Dans un communiqué publié dimanche 16 août 2026, les familles ont affirmé que les conditions de détention pesaient sur leurs proches et souligné que leur incarcération continuait d’affecter également leurs familles. Elles ont réaffirmé, à cette occasion, leur détermination à poursuivre les démarches en faveur de leur libération et de leurs retrouvailles avec leurs proches.
À l’origine de cette affaire, des faits remontant au 18 mars 2025, lors d’une manifestation organisée devant les locaux de Maersk. Des militants pro-palestiniens reprochaient alors à la compagnie son implication présumée dans le transport d’équipements destinés à Israël, dans le contexte de la guerre à Gaza.
Dans son communiqué publié vendredi dernier, le comité national de défense des activistes de la Flottille Soumoud a affirmé que la cour d’appel avait confirmé la peine prononcée en première instance.
Il a accusé les autorités tunisiennes de mener une politique de « harcèlement » à l’encontre des membres de la Flottille Soumoud et a appelé à la mobilisation pour obtenir la libération des personnes détenues dans le cadre de ces affaires et l’annulation des condamnations prononcées à leur encontre.
Les familles des détenus ont de leur côté rejeté les accusations portées contre les quatre détenus, les qualifiant d’« infondées », et a refusé de considérer leur participation à la Flottille comme un acte devant susciter des excuses. Au contraire, elles estiment que leur engagement en faveur de Gaza constitue un motif de fierté.
Elles ont présenté leur participation à l’expédition maritime comme un choix effectué au nom de ce qu’elles décrivent comme « le devoir », dans un contexte marqué par la gravité de la situation humanitaire à Gaza.
Pour les familles, les détenus ne sont pas de simples personnes impliquées dans une procédure judiciaire. Leur engagement s’inscrit, selon elles, dans une histoire plus large de soutien tunisien à la cause palestinienne, qu’elles font remonter à 1948.
Elles ont évoqué également les Tunisiens morts dans ce contexte notant que la notion de « résistance » a progressivement dépassé les frontières nationales pour s’inscrire dans une mémoire collective.

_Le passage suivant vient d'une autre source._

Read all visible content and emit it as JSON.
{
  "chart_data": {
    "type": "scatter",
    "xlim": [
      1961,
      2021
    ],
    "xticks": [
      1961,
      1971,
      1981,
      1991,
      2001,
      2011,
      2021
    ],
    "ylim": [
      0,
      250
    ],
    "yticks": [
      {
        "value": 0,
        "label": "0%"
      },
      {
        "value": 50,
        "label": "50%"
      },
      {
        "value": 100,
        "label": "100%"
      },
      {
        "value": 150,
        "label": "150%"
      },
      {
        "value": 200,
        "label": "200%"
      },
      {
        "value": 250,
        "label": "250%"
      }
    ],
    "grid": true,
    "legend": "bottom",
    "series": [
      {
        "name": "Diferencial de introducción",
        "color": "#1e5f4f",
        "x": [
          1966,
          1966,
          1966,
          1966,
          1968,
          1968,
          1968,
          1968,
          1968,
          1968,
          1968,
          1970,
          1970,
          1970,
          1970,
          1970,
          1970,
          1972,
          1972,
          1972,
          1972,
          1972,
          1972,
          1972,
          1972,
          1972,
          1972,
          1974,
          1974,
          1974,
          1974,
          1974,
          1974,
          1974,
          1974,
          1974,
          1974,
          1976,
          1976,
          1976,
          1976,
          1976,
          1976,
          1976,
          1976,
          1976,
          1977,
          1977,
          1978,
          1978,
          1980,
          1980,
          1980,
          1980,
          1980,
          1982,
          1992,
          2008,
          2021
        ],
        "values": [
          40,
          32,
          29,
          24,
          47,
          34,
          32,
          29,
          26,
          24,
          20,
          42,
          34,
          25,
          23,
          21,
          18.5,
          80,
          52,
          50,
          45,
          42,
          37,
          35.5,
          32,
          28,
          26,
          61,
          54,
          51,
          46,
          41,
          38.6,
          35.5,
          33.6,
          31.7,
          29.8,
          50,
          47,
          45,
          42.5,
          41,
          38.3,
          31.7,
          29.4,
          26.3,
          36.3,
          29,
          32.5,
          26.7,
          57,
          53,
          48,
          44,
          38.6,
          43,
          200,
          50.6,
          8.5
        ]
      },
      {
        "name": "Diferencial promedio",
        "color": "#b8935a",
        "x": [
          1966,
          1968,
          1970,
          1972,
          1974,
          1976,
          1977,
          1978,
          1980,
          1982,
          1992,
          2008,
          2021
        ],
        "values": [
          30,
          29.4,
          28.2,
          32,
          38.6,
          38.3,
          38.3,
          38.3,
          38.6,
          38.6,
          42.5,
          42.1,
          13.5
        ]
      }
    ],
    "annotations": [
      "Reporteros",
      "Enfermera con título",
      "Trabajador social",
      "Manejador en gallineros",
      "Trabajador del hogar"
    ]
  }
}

Dans leur message adressé à l’opinion publique tunisienne, les familles ont défendu l’idée que la situation à Gaza ne pouvait, selon elles, être abordée uniquement à travers les démarches administratives ou diplomatiques, estimant que l’ampleur de la crise humanitaire impose des initiatives qu’elles qualifient d’exceptionnelles.
Elles ont affirmé ainsi que leurs proches avaient refusé de se résigner à « l’impuissance » face à la situation à Gaza, considérant que l’ampleur des souffrances humaines ne permettait ni l’attente ni le silence. Une position que les familles disent assumer pleinement, en refusant de se présenter comme des victimes ou de solliciter la compassion.
Les familles ont appelé les forces nationales, démocratiques et progressistes, ainsi que les défenseurs de la cause palestinienne, à se mobiliser en faveur des détenus et ont exhorté les autorités politiques et judiciaires compétentes à libérer leurs proches et abandonner les charges retenues contre eux. Pour les familles, une telle décision serait cohérente avec l’histoire de la Tunisie vis-à-vis de la cause palestinienne et avec les positions officiellement exprimées par les autorités sur la question de la normalisation.